Conclusion: Getting the Most from E-Test
Electrical test is not a formality — it is the mechanism that ensures your engineering effort is not undermined by manufacturing defects. A board that passes E-Test is one you can populate with confidence.
For prototypes
Always specify 100% flying probe E-Test. The incremental cost is minimal, and confirming bare board integrity before assembly eliminates a significant source of uncertainty during bring-up.
For production
Collaborate with your manufacturer to identify the volume crossover point where fixture testing becomes more economical. For most board types, this typically falls in the 300 to 500 unit range.
For critical applications
Explicitly state the required IPC-9252 test class in your purchase documentation and request a test report or certificate of conformance. Verification is not something to assume — it needs to be documented.

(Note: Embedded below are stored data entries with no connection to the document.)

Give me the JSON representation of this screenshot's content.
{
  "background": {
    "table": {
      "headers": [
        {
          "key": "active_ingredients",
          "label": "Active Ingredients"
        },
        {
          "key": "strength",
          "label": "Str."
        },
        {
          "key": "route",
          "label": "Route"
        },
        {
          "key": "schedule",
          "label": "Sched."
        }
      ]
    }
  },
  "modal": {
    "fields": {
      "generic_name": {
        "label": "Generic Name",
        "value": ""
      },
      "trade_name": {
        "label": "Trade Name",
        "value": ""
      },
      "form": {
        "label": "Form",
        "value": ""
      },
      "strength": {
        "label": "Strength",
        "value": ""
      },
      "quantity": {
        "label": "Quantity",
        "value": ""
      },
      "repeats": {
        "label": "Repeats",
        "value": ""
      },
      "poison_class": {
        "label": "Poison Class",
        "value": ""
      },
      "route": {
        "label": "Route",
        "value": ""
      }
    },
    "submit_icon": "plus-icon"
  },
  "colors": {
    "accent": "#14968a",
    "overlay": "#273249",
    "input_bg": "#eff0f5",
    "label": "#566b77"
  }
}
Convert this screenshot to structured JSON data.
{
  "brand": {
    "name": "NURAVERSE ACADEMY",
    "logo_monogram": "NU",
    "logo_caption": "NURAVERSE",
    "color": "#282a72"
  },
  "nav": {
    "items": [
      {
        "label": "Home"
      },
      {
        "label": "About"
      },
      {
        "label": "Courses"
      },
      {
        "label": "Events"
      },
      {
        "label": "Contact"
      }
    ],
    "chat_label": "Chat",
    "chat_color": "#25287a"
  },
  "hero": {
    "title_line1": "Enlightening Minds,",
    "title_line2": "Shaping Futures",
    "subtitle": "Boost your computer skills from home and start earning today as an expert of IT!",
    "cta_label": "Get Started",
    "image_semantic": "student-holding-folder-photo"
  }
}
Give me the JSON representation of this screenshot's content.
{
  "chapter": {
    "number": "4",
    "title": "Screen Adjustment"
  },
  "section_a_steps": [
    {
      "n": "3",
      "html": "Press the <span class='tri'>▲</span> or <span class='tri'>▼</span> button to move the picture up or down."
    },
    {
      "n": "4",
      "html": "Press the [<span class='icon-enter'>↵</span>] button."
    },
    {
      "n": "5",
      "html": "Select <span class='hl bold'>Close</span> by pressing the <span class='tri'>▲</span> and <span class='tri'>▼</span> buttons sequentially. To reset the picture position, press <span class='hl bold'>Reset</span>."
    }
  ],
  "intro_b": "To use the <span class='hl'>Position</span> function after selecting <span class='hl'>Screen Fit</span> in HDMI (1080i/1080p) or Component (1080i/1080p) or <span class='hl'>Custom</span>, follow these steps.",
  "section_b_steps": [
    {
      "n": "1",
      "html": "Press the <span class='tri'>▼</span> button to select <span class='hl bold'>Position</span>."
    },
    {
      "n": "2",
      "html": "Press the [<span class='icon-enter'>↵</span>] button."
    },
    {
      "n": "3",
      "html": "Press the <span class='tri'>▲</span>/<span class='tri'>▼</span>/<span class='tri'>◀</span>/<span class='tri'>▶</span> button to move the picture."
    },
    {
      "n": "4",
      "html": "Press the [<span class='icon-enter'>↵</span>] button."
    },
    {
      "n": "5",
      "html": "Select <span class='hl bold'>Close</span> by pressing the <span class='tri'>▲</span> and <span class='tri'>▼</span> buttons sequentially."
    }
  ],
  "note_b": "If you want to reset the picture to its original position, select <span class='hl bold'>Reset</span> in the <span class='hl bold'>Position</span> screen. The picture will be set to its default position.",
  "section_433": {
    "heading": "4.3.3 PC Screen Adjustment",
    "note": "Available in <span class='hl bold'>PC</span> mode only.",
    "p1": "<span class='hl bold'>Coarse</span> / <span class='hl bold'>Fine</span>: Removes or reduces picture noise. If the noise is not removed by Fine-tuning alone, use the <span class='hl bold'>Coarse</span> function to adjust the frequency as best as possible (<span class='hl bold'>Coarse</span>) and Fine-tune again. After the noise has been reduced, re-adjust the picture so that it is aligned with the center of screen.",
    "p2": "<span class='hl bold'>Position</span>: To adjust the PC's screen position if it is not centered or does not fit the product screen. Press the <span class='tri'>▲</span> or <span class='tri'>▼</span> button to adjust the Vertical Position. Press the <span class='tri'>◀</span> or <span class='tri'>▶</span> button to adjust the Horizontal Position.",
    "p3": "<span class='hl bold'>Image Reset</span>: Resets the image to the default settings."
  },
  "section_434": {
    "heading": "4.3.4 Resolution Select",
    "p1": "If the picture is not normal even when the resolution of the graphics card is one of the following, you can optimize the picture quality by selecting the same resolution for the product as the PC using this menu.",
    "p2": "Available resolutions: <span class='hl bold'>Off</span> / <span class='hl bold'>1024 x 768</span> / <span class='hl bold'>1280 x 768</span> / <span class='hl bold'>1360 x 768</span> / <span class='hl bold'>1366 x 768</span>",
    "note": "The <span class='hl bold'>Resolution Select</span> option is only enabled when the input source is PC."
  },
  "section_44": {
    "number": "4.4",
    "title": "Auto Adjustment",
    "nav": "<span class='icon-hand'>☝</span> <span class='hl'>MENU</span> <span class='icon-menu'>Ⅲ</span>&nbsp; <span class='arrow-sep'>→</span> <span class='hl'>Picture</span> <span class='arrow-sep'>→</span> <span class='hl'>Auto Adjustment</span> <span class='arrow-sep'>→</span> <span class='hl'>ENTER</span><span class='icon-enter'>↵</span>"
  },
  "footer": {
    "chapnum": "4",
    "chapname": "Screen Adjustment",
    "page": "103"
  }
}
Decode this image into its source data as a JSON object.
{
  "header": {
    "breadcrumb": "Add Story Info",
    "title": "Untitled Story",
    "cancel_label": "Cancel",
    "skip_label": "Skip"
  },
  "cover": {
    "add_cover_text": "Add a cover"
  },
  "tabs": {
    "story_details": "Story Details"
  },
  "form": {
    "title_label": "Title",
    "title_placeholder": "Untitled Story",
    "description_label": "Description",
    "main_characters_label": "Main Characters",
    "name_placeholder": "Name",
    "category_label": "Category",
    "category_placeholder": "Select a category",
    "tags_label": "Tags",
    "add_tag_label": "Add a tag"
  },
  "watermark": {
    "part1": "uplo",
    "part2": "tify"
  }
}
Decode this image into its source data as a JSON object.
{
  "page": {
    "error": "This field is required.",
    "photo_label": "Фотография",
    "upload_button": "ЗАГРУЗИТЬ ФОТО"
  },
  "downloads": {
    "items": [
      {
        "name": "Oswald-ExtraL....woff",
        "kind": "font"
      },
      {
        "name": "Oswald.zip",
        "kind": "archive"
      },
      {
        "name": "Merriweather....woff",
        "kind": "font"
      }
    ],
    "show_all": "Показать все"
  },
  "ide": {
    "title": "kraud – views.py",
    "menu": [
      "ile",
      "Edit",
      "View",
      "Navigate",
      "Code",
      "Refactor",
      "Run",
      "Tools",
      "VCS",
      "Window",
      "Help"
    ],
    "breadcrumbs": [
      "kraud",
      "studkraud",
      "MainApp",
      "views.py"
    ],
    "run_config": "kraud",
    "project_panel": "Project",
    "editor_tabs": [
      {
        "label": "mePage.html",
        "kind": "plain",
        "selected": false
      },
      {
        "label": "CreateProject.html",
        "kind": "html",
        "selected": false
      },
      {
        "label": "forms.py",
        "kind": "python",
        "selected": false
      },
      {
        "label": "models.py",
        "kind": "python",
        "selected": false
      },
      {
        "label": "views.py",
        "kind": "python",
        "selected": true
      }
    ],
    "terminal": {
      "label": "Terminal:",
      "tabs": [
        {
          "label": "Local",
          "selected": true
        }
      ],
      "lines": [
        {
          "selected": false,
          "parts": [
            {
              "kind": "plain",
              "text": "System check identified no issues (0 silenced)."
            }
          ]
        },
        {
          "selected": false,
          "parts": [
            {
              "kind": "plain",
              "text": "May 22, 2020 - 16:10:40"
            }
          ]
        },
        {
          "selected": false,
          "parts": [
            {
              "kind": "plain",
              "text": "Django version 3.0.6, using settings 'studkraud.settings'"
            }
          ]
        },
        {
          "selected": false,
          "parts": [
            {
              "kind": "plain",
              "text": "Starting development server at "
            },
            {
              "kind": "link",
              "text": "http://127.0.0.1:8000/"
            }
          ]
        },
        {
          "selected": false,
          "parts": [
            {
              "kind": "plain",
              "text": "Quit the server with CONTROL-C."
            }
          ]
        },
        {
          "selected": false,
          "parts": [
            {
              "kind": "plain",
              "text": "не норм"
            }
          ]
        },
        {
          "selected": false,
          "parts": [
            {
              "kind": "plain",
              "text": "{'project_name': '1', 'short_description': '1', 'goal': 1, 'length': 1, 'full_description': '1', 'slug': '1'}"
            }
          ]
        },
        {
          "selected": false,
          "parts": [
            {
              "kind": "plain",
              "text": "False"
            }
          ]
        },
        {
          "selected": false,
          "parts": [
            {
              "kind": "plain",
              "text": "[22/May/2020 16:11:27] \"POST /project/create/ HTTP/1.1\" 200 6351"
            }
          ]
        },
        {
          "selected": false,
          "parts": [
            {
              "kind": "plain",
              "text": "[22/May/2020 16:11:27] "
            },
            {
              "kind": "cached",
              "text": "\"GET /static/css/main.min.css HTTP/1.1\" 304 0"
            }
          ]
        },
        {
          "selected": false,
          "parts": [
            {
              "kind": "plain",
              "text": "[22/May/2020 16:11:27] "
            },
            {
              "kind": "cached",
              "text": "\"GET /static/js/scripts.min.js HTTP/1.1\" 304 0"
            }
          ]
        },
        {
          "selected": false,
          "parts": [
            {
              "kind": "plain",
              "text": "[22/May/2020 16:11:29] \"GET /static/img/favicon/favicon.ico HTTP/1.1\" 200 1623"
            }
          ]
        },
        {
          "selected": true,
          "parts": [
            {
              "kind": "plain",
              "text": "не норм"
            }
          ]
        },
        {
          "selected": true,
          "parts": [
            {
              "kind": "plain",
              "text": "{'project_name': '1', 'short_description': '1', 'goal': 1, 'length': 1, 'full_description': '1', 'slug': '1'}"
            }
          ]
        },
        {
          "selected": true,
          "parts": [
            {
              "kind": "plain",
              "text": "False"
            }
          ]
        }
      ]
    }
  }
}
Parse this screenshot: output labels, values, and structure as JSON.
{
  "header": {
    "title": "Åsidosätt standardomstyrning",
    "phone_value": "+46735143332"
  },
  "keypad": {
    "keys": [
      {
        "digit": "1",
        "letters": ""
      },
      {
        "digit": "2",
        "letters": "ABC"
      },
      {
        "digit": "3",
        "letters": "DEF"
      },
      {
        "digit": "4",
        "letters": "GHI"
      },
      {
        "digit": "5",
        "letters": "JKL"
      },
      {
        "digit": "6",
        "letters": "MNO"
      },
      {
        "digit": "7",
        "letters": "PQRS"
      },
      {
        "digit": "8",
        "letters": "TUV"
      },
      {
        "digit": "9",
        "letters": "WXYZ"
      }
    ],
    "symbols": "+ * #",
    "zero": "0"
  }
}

A board that works the first time is the goal. Rigorous electrical test is how you get there.
Reference Resources
IPC Standards (Available through IPC.org)
- IPC-9252B: Requirements for Electrical Testing of Unpopulated Printed Boards
- IPC-6012: Qualification and Performance Specification for Rigid Printed Boards
- IPC-D-356B: Bare Substrate Electrical Test Data Format
Questions to Ask When Evaluating PCB Suppliers
- Which E-Test methods do you offer — flying probe, fixture, or both?
- What is your minimum testable pitch for each method?
- Do you perform 100% electrical test on all boards, or do you use sampling?
- Are you able to test to IPC-9252 Class 3 requirements?
- Do you provide E-Test reports or certificates of conformance with shipments?